La fille, toujours aussi pro : « Alors vous êtes dans la bonne file, moi, je ne peux pas vous aider, mais une fois au desk, ils vous proposeront plusieurs chapelles, vous pourrez faire votre choix, et on bookera votre mariage pour ce soir. Et… encore toutes mes félicitations !!!!! »
Elle nous regarde tous les trois, encore et toujours, avec un enthousiasme confondant et, après cette dernière phrase, passe à la personne suivante dans la file.

« Heu… Elle m’a même pas demandé avec laquelle de vous deux je me mariais, là… »

« De fait, enchaîne Véro, si ça tombe, elle pense qu’on se marie à trois »

« Wé, je conclus, si tu lui avais annoncé que tu épousais ton labrador, elle aurait été heureuse pour toi aussi… »

Bienvenue à Vegas !

Une fois au desk, après les énièmes félicitations d’usage (décidément le plan à trois, ça doit être un truc courant là-bas), on nous propose, avec un pragmatisme renversant, une série de brochures répertoriant les chapelles qu’ils nous conseillent avec les différents « wedding packs ». Et c’est là que Darth Vador intervient. Ou Maryline. Ou un alien.
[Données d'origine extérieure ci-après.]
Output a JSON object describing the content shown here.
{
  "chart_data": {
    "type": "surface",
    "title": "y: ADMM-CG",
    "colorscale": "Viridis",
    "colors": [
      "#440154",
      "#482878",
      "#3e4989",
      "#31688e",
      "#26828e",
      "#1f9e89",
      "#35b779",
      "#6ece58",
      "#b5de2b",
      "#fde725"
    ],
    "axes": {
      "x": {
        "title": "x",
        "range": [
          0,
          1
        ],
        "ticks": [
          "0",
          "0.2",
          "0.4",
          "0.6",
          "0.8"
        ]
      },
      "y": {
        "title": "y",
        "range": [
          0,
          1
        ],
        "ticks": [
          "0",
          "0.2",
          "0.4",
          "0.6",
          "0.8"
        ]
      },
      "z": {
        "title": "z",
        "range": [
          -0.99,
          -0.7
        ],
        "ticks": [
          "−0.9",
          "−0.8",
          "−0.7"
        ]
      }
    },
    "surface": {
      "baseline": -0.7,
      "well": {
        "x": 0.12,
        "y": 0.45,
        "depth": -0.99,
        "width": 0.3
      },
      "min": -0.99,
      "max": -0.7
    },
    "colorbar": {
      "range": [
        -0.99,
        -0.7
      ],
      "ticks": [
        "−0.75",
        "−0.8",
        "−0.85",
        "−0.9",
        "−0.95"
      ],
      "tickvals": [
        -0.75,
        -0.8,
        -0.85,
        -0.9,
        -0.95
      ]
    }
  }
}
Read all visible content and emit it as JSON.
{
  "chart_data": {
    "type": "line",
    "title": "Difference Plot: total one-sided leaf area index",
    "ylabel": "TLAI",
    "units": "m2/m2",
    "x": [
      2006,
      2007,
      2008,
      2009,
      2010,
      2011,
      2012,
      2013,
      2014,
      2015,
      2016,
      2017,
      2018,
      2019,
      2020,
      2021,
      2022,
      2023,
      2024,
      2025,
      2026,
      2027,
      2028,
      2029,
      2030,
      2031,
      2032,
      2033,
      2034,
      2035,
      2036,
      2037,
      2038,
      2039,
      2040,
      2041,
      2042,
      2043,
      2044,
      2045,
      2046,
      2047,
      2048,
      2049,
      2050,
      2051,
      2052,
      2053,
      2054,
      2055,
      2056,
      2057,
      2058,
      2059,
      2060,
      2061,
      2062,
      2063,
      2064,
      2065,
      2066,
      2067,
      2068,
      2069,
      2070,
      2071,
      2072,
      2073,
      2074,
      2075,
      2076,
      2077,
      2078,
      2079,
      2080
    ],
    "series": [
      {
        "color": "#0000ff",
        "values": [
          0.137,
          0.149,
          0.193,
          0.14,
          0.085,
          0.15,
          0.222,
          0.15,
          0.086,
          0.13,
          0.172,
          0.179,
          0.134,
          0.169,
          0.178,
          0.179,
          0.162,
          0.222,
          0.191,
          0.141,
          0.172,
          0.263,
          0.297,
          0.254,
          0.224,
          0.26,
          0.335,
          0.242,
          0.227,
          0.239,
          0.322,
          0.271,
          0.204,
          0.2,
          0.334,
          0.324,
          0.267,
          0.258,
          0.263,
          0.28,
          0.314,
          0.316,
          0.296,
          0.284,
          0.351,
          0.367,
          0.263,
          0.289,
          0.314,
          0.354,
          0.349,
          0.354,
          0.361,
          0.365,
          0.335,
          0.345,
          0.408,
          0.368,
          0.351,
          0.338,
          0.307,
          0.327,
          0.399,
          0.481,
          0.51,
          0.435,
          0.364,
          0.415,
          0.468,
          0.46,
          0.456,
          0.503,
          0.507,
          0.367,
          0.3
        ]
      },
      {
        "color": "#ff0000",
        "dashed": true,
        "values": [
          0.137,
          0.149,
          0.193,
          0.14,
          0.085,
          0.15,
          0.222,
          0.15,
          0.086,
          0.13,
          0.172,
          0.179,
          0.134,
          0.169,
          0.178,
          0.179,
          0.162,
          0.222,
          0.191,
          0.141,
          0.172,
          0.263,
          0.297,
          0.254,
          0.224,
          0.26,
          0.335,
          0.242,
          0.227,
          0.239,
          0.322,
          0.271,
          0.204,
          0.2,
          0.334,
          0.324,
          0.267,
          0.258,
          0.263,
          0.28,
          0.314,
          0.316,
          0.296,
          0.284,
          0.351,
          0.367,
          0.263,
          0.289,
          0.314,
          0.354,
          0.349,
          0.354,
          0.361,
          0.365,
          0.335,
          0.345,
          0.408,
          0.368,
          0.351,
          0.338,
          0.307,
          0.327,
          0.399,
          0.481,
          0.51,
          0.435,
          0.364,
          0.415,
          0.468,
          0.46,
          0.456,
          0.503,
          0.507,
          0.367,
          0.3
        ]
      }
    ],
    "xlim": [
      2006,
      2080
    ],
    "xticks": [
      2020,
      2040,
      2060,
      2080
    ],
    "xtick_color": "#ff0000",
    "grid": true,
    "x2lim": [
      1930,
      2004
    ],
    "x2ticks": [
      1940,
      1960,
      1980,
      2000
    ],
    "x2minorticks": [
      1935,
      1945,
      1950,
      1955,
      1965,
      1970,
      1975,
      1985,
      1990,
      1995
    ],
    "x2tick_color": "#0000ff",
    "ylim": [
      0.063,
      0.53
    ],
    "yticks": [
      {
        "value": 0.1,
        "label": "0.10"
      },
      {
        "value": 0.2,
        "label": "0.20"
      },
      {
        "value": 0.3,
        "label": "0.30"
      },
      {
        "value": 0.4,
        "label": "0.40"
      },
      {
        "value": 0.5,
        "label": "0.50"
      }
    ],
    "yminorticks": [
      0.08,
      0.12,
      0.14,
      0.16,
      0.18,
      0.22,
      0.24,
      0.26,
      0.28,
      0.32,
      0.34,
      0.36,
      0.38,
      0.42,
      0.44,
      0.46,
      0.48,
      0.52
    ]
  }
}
Enfin, ce que vous voulez, quoi.

L’Homme réalise alors qu’il a moyennement envie de se marier en face du sosie d’Elvis. Ou de s’entendre dire « que la Force soit avec toi » au moment de me (re)passer la bague au doigt. Star Wars, c’est sympa, mais point trop n’en faut. Hop, on va prendre l’option « chapelle normale, jolie, même romantique ».

« Et vous voulez quel package, alors ? Avec les fleurs ? Les photos ? La robe ? La limousine ? Un bouquet pour la témoin ? »

« Heu… »

Je me réveille : « La seule exigence que j’ai, c’est que cela doit être filmé et visible depuis l’Europe »

« Parfait madame, vous avez 3 packages qui proposent ce service »

Ha. Merde. C’est courant.
J’aurais dû leur lancer un défi plus ardu… Genre « je veux une belle-mère plus vraie que nature à nos côtés ». Non, en fait, non. Oubliez. Ils sont capables.

Après analyse approfondie des packages (et analyse de notre budget aussi, hein), notre choix s’est porté sur le package « fleurs pour la mariée et la témoin (Non, Véro ne se marie pas, mais si, elle aura des fleurs, na) – limousine pour 12 personnes aller/retour – streaming mariage et photos ». Hop. Pesé, c’est emballé, on a été rejoindre les copains.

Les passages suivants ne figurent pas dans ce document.